LONDON – England – The Work and Pensions Secretary, Iain Duncan Smith has introduced a last minute voter placating deal that many say is a little too late for any sort of fix to the mass EU deluge that will occur in January 2014.
Iain Duncan Smith, the Work and Pensions Secretary, has announced that he wants benefits tourists to speaka da Eenglish.
That’s why half of Eastern Europe are now swotting up on episodes of Eastenders and Jeremy Kyle.

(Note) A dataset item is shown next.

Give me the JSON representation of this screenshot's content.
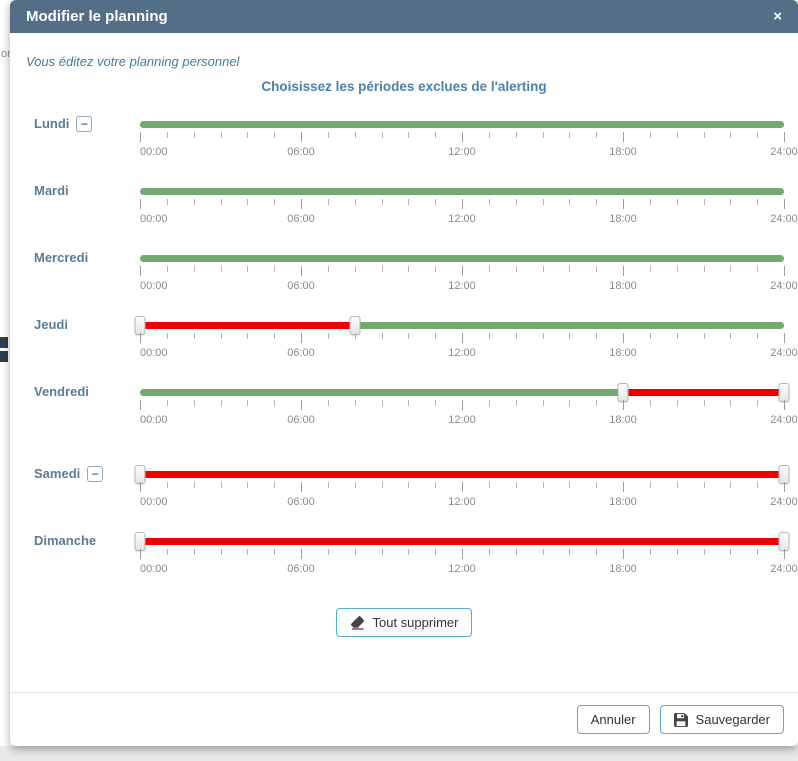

Igor Maliocu, a professional pickpocket from Romania had this to say about the whole IDS scheme: “‘Ere would you Adam and Eve it, I ‘ad a butchers at my local linen and saw this Iain Duncan Smith heap talkin’ bangers and mash. It’s all gone a bit Nick Cotton innit? Well you’re ‘avin’ a laaf me ol’ China. When me and my Jimmies come over in January 2014, we’re gonna ‘alf inch his Nat King Cole, wevva ‘e likes it or not. All it took wuzz a couple o’ episodes o’ Eastenders and me and my Gareth Gates w-w-w-w-w-wuzz ‘avin’ a Todd. Naah, ‘e can Vincent Van Gogh, the putrefying Richard. You’se lot got me angry, I’m gonna pop out naah for a gypsy’s ‘n’ when I come back I want ma bees ‘n’ honey.”